Ginsburg, the second woman to serve on the high court, was making her argument about how the majority opinion made it easier for sexual harassment to occur in the workplace when Alito, seated immediately to Ginsburg’s left, shook his head from side to side in disagreement, rolled his eyes and looked at the ceiling.

His treatment of the 80-year-old Ginsburg, 17 years his elder and with 13 years more seniority, was a curious display of judicial temperament or, more accurately, judicial intemperance. Typically, justices state their differences in words — and Alito, as it happens, had just spoken several hundred of his own from the bench. But he frequently supplements words with middle-school gestures.

This guy needs to go to the principal’s office. Sam is a big boy now and really should know better.


Get the government out of the marriage business

The Supreme Court is going to rule very soon on the issue of gay marriage, and right now we can be certain of this much:

Roughly half the country is going to be very upset.

And understandably so.

If gay marriage is illegal, then it’s discrimination against gays. And discrimination is wrong. Just. Plain. Wrong.

But if gay marriage is legal, it’s an affront to a lot of people’s religious beliefs. And that’s wrong, too.

I am willing to accept the notion that marriage is a religious vow, and every church, mosque or synagogue has a First Amendment right to discriminate based on sexual orientation. Religious bigotry is none of the state’s business.

But once I accept that notion, I have to ask why the government is officially recognizing a religious rite.

How about we settle this dilemma once and for all by getting the government out of the marriage business?

You got married? Good for you. Have a ball. But your government doesn’t care. None of its business.
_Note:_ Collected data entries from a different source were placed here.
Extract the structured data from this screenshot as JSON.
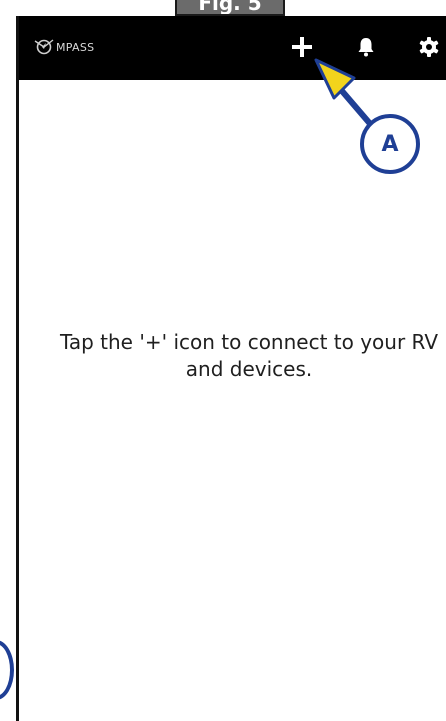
{
  "figure": {
    "tab_label": "Fig. 5"
  },
  "app": {
    "logo_text": "MPASS",
    "logo_icon": "compass-logo-icon",
    "toolbar": {
      "add_icon": "plus-icon",
      "notifications_icon": "bell-icon",
      "settings_icon": "gear-icon"
    }
  },
  "main": {
    "empty_message": "Tap the '+' icon to connect to your RV and devices."
  },
  "callout": {
    "label": "A",
    "color": "#1f3f95",
    "arrow_fill": "#f2d41c"
  },
  "colors": {
    "appbar_bg": "#000000",
    "icon_white": "#ffffff",
    "text": "#1f1f1f"
  }
}
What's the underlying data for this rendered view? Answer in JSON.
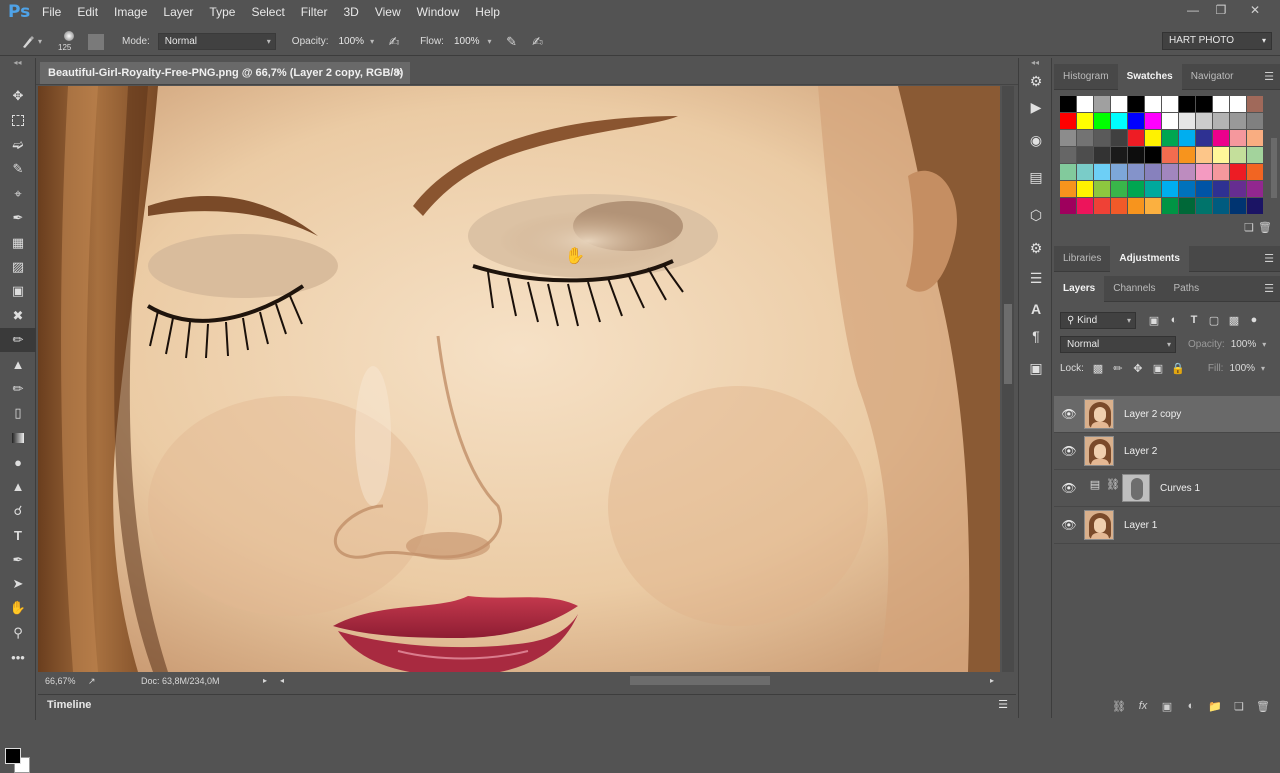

You want the legal rights of a couple? Get a civil union certification. And the government will not and cannot discriminate on issuing them. Two adults, legally united. Anyone may apply.

Get the married checkbox off the 1040. Require hospitals to allow visitation privileges only to blood relatives and persons in civil unions. Marriage does not give you the rights of survivorship. That requires a recognized civil union.

And there you have it. If gay marriage violates your religious beliefs . . . Fine. Don’t recognize a gay marriage. But you DO have to recognize a gay couple’s civil union. And their civil union will be the exact same one that straight couples must get in addition to their marriage certificate if they want to have the legal rights of a couple.

Basically, it’s time to end the marriage between church and state.

That wasn’t so hard, was it? Next crisis!